A judge in the SDNY has granted in part and denied in part a motion to dismiss a complaint asserting two separate 16(b) claims against a husband and wife, one based on the defendants’ transactions in repos and the other based on their transactions in variable prepaid forward contracts (VPFs). Both claims were based on an argument that the amendment of a derivative security involves a simultaneous purchase and sale of the underlying stock.
The defendants owned more than 10% of the Class A common stock of Knight-Swift Transportation Holdings, primarily through wholly owned LLCs. The alleged short-swing transactions were engaged in by LLCs, but to avoid having to refer to multiple entities I’ll just attribute all of the transactions to “the defendants.”
The Repo Transactions
Well before the transactions in question, the defendants had entered into a repurchase agreement with an investment bank under which the defendants “sold” stock to the bank at current market prices and agreed to repurchase the shares at the end of the agreement’s term (or earlier, at the defendants’ election), at the same price plus interest on the money the bank had advanced. By December 2018, the defendants had drawn down $125 million under the agreement and had delivered 4,868,208 shares of Knight-Swift stock to the bank.

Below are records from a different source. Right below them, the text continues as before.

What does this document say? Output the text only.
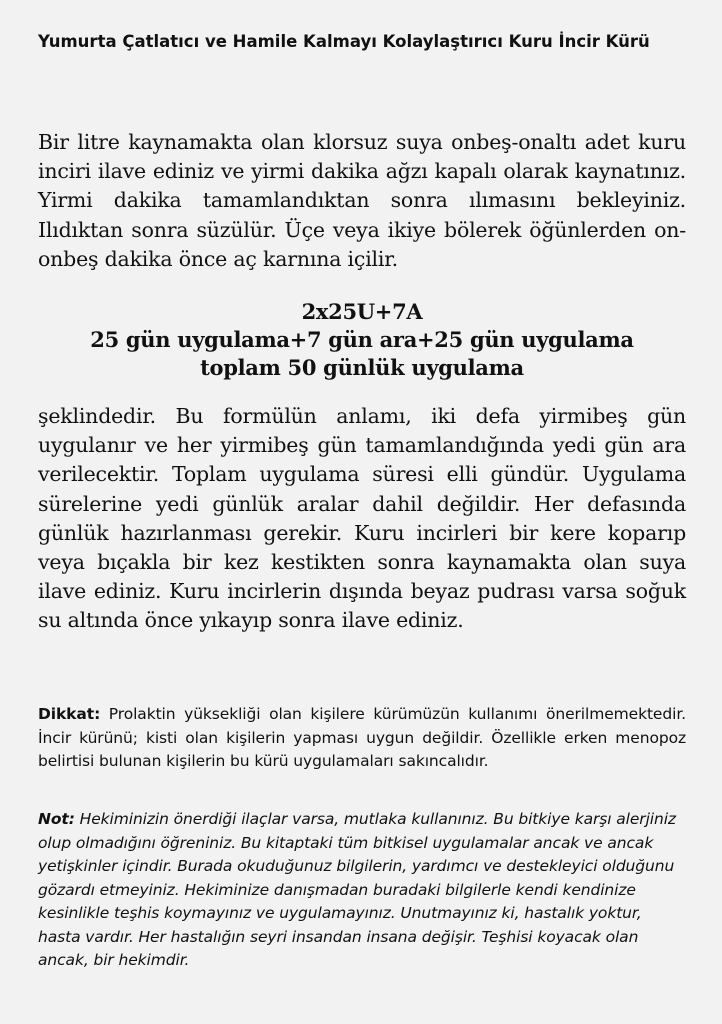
Yumurta Çatlatıcı ve Hamile Kalmayı Kolaylaştırıcı Kuru İncir Kürü

Bir litre kaynamakta olan klorsuz suya onbeş-onaltı adet kuru inciri ilave ediniz ve yirmi dakika ağzı kapalı olarak kaynatınız. Yirmi dakika tamamlandıktan sonra ılımasını bekleyiniz. Ilıdıktan sonra süzülür. Üçe veya ikiye bölerek öğünlerden on-onbeş dakika önce aç karnına içilir.

2x25U+7A
25 gün uygulama+7 gün ara+25 gün uygulama
toplam 50 günlük uygulama

şeklindedir. Bu formülün anlamı, iki defa yirmibeş gün uygulanır ve her yirmibeş gün tamamlandığında yedi gün ara verilecektir. Toplam uygulama süresi elli gündür. Uygulama sürelerine yedi günlük aralar dahil değildir. Her defasında günlük hazırlanması gerekir. Kuru incirleri bir kere koparıp veya bıçakla bir kez kestikten sonra kaynamakta olan suya ilave ediniz. Kuru incirlerin dışında beyaz pudrası varsa soğuk su altında önce yıkayıp sonra ilave ediniz.

Dikkat: Prolaktin yüksekliği olan kişilere kürümüzün kullanımı önerilmemektedir. İncir kürünü; kisti olan kişilerin yapması uygun değildir. Özellikle erken menopoz belirtisi bulunan kişilerin bu kürü uygulamaları sakıncalıdır.

Not: Hekiminizin önerdiği ilaçlar varsa, mutlaka kullanınız. Bu bitkiye karşı alerjiniz olup olmadığını öğreniniz. Bu kitaptaki tüm bitkisel uygulamalar ancak ve ancak yetişkinler içindir. Burada okuduğunuz bilgilerin, yardımcı ve destekleyici olduğunu gözardı etmeyiniz. Hekiminize danışmadan buradaki bilgilerle kendi kendinize kesinlikle teşhis koymayınız ve uygulamayınız. Unutmayınız ki, hastalık yoktur, hasta vardır. Her hastalığın seyri insandan insana değişir. Teşhisi koyacak olan ancak, bir hekimdir.
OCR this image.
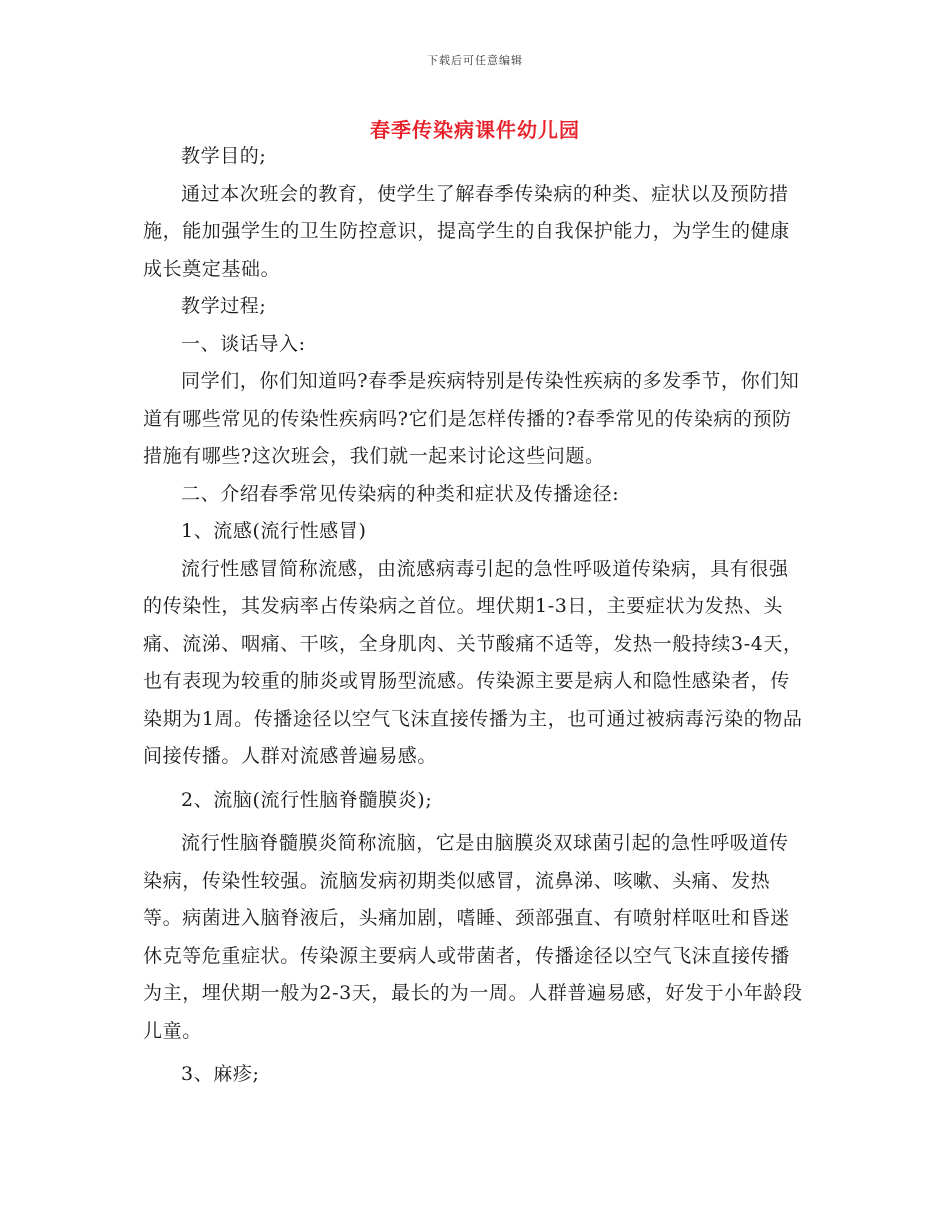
下载后可任意编辑
春季传染病课件幼儿园

教学目的;

通过本次班会的教育，使学生了解春季传染病的种类、症状以及预防措施，能加强学生的卫生防控意识，提高学生的自我保护能力，为学生的健康成长奠定基础。

教学过程;

一、谈话导入:

同学们，你们知道吗?春季是疾病特别是传染性疾病的多发季节，你们知道有哪些常见的传染性疾病吗?它们是怎样传播的?春季常见的传染病的预防措施有哪些?这次班会，我们就一起来讨论这些问题。

二、介绍春季常见传染病的种类和症状及传播途径:

1、流感(流行性感冒)

流行性感冒简称流感，由流感病毒引起的急性呼吸道传染病，具有很强的传染性，其发病率占传染病之首位。埋伏期1-3日，主要症状为发热、头痛、流涕、咽痛、干咳，全身肌肉、关节酸痛不适等，发热一般持续3-4天，也有表现为较重的肺炎或胃肠型流感。传染源主要是病人和隐性感染者，传染期为1周。传播途径以空气飞沫直接传播为主，也可通过被病毒污染的物品间接传播。人群对流感普遍易感。

2、流脑(流行性脑脊髓膜炎);

流行性脑脊髓膜炎简称流脑，它是由脑膜炎双球菌引起的急性呼吸道传染病，传染性较强。流脑发病初期类似感冒，流鼻涕、咳嗽、头痛、发热等。病菌进入脑脊液后，头痛加剧，嗜睡、颈部强直、有喷射样呕吐和昏迷休克等危重症状。传染源主要病人或带菌者，传播途径以空气飞沫直接传播为主，埋伏期一般为2-3天，最长的为一周。人群普遍易感，好发于小年龄段儿童。

3、麻疹;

On December 21, 2018, the defendants and the counterparty agreed to a partial “termination” of the repo agreement to allow the bank to sell 1,537,205 of the shares and apply the proceeds ($37,612,793, or $23.98 per share) against the $125 million advanced under the repo agreement. At the same time, the parties amended the repo agreement to reflect that the repurchase price for the remaining 3,331,003 shares ($125 million — $37,612,793) effectively increased the per-share price from $25.68 to $26.23. Less than six months after these transactions, the defendants engaged in two sales of Knight-Swift stock.
The plaintiff alleged that the repo agreement was a derivative security, in the form of a call equivalent position, and that the amendment to its per-share “exercise price” was a disposition of the original agreement and the purchase of a new one which could be matched with the defendants’ subsequent sales. The defendants, in turn, argued that the repo agreement was not a derivative security, but instead was a loan secured by a pledge of stock. Alternatively, the defendants argued, the partial termination of the repo agreement merely reduced the defendants’ call equivalent position and therefore involved only a sale.
The court agreed with the plaintiff that the repo agreement was a derivative security but held that the amendment of the agreement did not result in a purchase because the amendment increased, rather than decreased, the per-share repurchase price and therefore did not provide the defendants with a greater opportunity to profit from inside information during the term of the agreement.
On February 13, 2019, the defendants repurchased the 3,331,003 shares subject to the repo agreement and entered into a VPF covering those shares, with maturity dates between August 30 and September 4, 2019. These maturity dates were roughly the same as the maturity dates of four other VPFs the defendants had entered into on earlier dates.
More than six months later, on August 23, 2019, the defendants rolled over, or amended, all five of the prepaid forwards to extend the maturity dates (to various dates between March 13 and June 22, 2020) and set new floor and cap prices. At the same time, the defendants entered into a “Trigger Price Agreement” which allowed them to reset the maturity dates, cap prices and floor prices under the agreements if Knight-Swift’s stock traded within certain ranges. Less than a month later, in September, the defendants exercised their rights under the Trigger Price Agreement and amended the terms of all of the prepaid forwards.
The plaintiff alleged that the September amendments constituted a purchase of the shares underlying the VPFs and a simultaneous sale of the shares pursuant to new VPFs. The defendants did not contest that allegation but argued that the plaintiff had not alleged that they realized a profit. The court disagreed, finding that the plaintiff adequately alleged that a profit was realized and was not obligated to quantify the amount.